Bienvenue dans l’ère de l’« Industrie 4.0 »

19 octobre 2016 07:00 Mis à jour: 19 octobre 2016 10:04

Alors qu’elle avait perdu près de 1 900 usines depuis la crise de 2008, la France crée à nouveau plus d’industries qu’elle n’en ferme. En effet, depuis mars 2016, l’Observatoire de l’investissement Trendeo a recensé 82 créations contre 75 fermetures. Un solde positif qui ne pourra cependant compenser le nombre d’usines perdues qu’au bout de 21 ans. Ces nouvelles ouvertures d’entreprises ne débouchent également plus sur des créations d’emplois aussi importantes qu’auparavant. On constate ainsi en 2016, une baisse des embauches de 40% en moyenne sur les nouveaux sites industriels. La réindustrialisation va en effet de pair avec une robotisation massive des postes de travail. C’est ce que les industriels appellent l’ « usine du futur » ou la quatrième révolution industrielle.

La première révolution industrielle était celle de la machine à vapeur à la fin du XVIIIe siècle, la deuxième, celle de l’électricité à la fin du XIXe et la troisième, l’informatique au début des années 70. L’« Industrie 4.0 » consiste à transformer le modèle industriel en un modèle ultra-automatisé grâce aux nouvelles technologies de la robotique, de la réalité augmentée, de l’impression 3D, de la simulation numérique, de l’Internet industriel, etc.
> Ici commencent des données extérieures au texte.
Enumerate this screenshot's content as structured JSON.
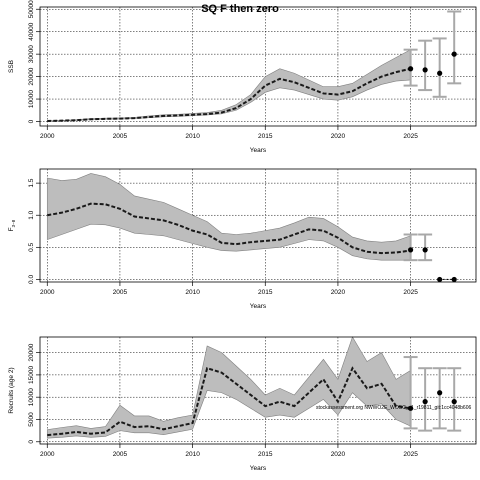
{
  "title": "SQ F then zero",
  "note": "stockassessment.org NWWO2E_WOSC_v1_r19811_git:1cc4048b606",
  "chart_data": [
    {
      "type": "line",
      "panel": "ssb",
      "ylabel": "SSB",
      "xlabel": "Years",
      "xlim": [
        1999.5,
        2029.5
      ],
      "ylim": [
        -2000,
        51000
      ],
      "xticks": [
        2000,
        2005,
        2010,
        2015,
        2020,
        2025
      ],
      "yticks": [
        0,
        10000,
        20000,
        30000,
        40000,
        50000
      ],
      "grid": true,
      "x": [
        2000,
        2001,
        2002,
        2003,
        2004,
        2005,
        2006,
        2007,
        2008,
        2009,
        2010,
        2011,
        2012,
        2013,
        2014,
        2015,
        2016,
        2017,
        2018,
        2019,
        2020,
        2021,
        2022,
        2023,
        2024,
        2025
      ],
      "estimate": [
        200,
        400,
        600,
        1000,
        1200,
        1300,
        1500,
        2000,
        2500,
        2700,
        3000,
        3300,
        4000,
        6000,
        10000,
        16000,
        19000,
        17500,
        15000,
        12500,
        12000,
        13500,
        17000,
        20000,
        22000,
        23500
      ],
      "lower": [
        100,
        300,
        500,
        800,
        1000,
        1100,
        1300,
        1700,
        2100,
        2300,
        2600,
        2900,
        3400,
        5000,
        8500,
        13000,
        15000,
        14000,
        12000,
        10000,
        9500,
        11000,
        14000,
        16500,
        18000,
        18500
      ],
      "upper": [
        300,
        500,
        800,
        1300,
        1500,
        1600,
        1800,
        2500,
        3000,
        3200,
        3600,
        4000,
        5000,
        7500,
        12000,
        20000,
        23500,
        21500,
        18500,
        15500,
        15500,
        17000,
        21000,
        25000,
        28500,
        32000
      ],
      "forecast": [
        {
          "x": 2025,
          "value": 23500,
          "low": 16000,
          "high": 32000
        },
        {
          "x": 2026,
          "value": 23000,
          "low": 14000,
          "high": 36000
        },
        {
          "x": 2027,
          "value": 21500,
          "low": 11000,
          "high": 37000
        },
        {
          "x": 2028,
          "value": 30000,
          "low": 17000,
          "high": 49000
        }
      ]
    },
    {
      "type": "line",
      "panel": "fbar",
      "ylabel": "F",
      "ylabel_sub": "3−8",
      "xlabel": "Years",
      "xlim": [
        1999.5,
        2029.5
      ],
      "ylim": [
        -0.04,
        1.72
      ],
      "xticks": [
        2000,
        2005,
        2010,
        2015,
        2020,
        2025
      ],
      "yticks": [
        0.0,
        0.5,
        1.0,
        1.5
      ],
      "grid": true,
      "x": [
        2000,
        2001,
        2002,
        2003,
        2004,
        2005,
        2006,
        2007,
        2008,
        2009,
        2010,
        2011,
        2012,
        2013,
        2014,
        2015,
        2016,
        2017,
        2018,
        2019,
        2020,
        2021,
        2022,
        2023,
        2024,
        2025
      ],
      "estimate": [
        1.0,
        1.04,
        1.1,
        1.18,
        1.17,
        1.1,
        0.98,
        0.95,
        0.92,
        0.85,
        0.76,
        0.7,
        0.57,
        0.55,
        0.58,
        0.6,
        0.62,
        0.7,
        0.78,
        0.76,
        0.65,
        0.5,
        0.43,
        0.41,
        0.42,
        0.45
      ],
      "lower": [
        0.62,
        0.7,
        0.78,
        0.86,
        0.85,
        0.8,
        0.72,
        0.7,
        0.68,
        0.62,
        0.56,
        0.5,
        0.45,
        0.44,
        0.46,
        0.48,
        0.5,
        0.56,
        0.62,
        0.6,
        0.5,
        0.37,
        0.32,
        0.3,
        0.3,
        0.3
      ],
      "upper": [
        1.58,
        1.54,
        1.56,
        1.65,
        1.6,
        1.48,
        1.3,
        1.25,
        1.2,
        1.1,
        1.0,
        0.9,
        0.72,
        0.7,
        0.72,
        0.76,
        0.8,
        0.88,
        0.97,
        0.95,
        0.82,
        0.66,
        0.6,
        0.58,
        0.6,
        0.68
      ],
      "forecast": [
        {
          "x": 2025,
          "value": 0.46,
          "low": 0.3,
          "high": 0.7
        },
        {
          "x": 2026,
          "value": 0.46,
          "low": 0.3,
          "high": 0.7
        },
        {
          "x": 2027,
          "value": 0.0,
          "low": 0.0,
          "high": 0.0
        },
        {
          "x": 2028,
          "value": 0.0,
          "low": 0.0,
          "high": 0.0
        }
      ]
    },
    {
      "type": "line",
      "panel": "recruits",
      "ylabel": "Recruits (age 2)",
      "xlabel": "Years",
      "xlim": [
        1999.5,
        2029.5
      ],
      "ylim": [
        -500,
        23500
      ],
      "xticks": [
        2000,
        2005,
        2010,
        2015,
        2020,
        2025
      ],
      "yticks": [
        0,
        5000,
        10000,
        15000,
        20000
      ],
      "grid": true,
      "x": [
        2000,
        2001,
        2002,
        2003,
        2004,
        2005,
        2006,
        2007,
        2008,
        2009,
        2010,
        2011,
        2012,
        2013,
        2014,
        2015,
        2016,
        2017,
        2018,
        2019,
        2020,
        2021,
        2022,
        2023,
        2024,
        2025
      ],
      "estimate": [
        1500,
        1800,
        2200,
        1800,
        2100,
        4500,
        3300,
        3500,
        2800,
        3500,
        4200,
        16500,
        15500,
        13000,
        10500,
        8000,
        9000,
        8000,
        11000,
        14000,
        9000,
        16500,
        12000,
        13000,
        8000,
        7500
      ],
      "lower": [
        800,
        1000,
        1300,
        1000,
        1200,
        2500,
        2000,
        2000,
        1600,
        2200,
        2800,
        11500,
        11000,
        9500,
        7500,
        5500,
        6000,
        5500,
        7500,
        9500,
        6000,
        11000,
        8000,
        8500,
        5000,
        3500
      ],
      "upper": [
        2700,
        3200,
        3600,
        3000,
        3400,
        8200,
        5800,
        5800,
        4600,
        5400,
        6000,
        21500,
        20000,
        17000,
        14000,
        10500,
        12000,
        10500,
        14500,
        18500,
        14000,
        23500,
        18000,
        20000,
        14000,
        16000
      ],
      "forecast": [
        {
          "x": 2025,
          "value": 7500,
          "low": 3000,
          "high": 19000
        },
        {
          "x": 2026,
          "value": 9000,
          "low": 2500,
          "high": 16500
        },
        {
          "x": 2027,
          "value": 11000,
          "low": 3000,
          "high": 16500
        },
        {
          "x": 2028,
          "value": 9000,
          "low": 2500,
          "high": 16500
        }
      ]
    }
  ]
}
Des robots « travaillent » sur la chaîne de production de Nissan dans la préfecture Fukuoka au Japon. (YOSHIKAZU TSUNO/AFP/Getty Images)
Des robots « travaillent » sur la chaîne de production de Nissan dans la préfecture Fukuoka au Japon. (YOSHIKAZU TSUNO/AFP/Getty Images)

Le Factory Lab, à Saclay (Essonne), en montre un aperçu avec la mise en place d’une chaîne de production de scooters. Au poste d’assemblage, grâce à une microcaméra, un projecteur et une table sur laquelle sont posées les pièces à visser ensemble, l’ouvrier n’a qu’à suivre les flèches et les lumières projetées de la machine. Pas question de se tromper de pièce ou de la monter à l’envers : l’homme est immédiatement averti.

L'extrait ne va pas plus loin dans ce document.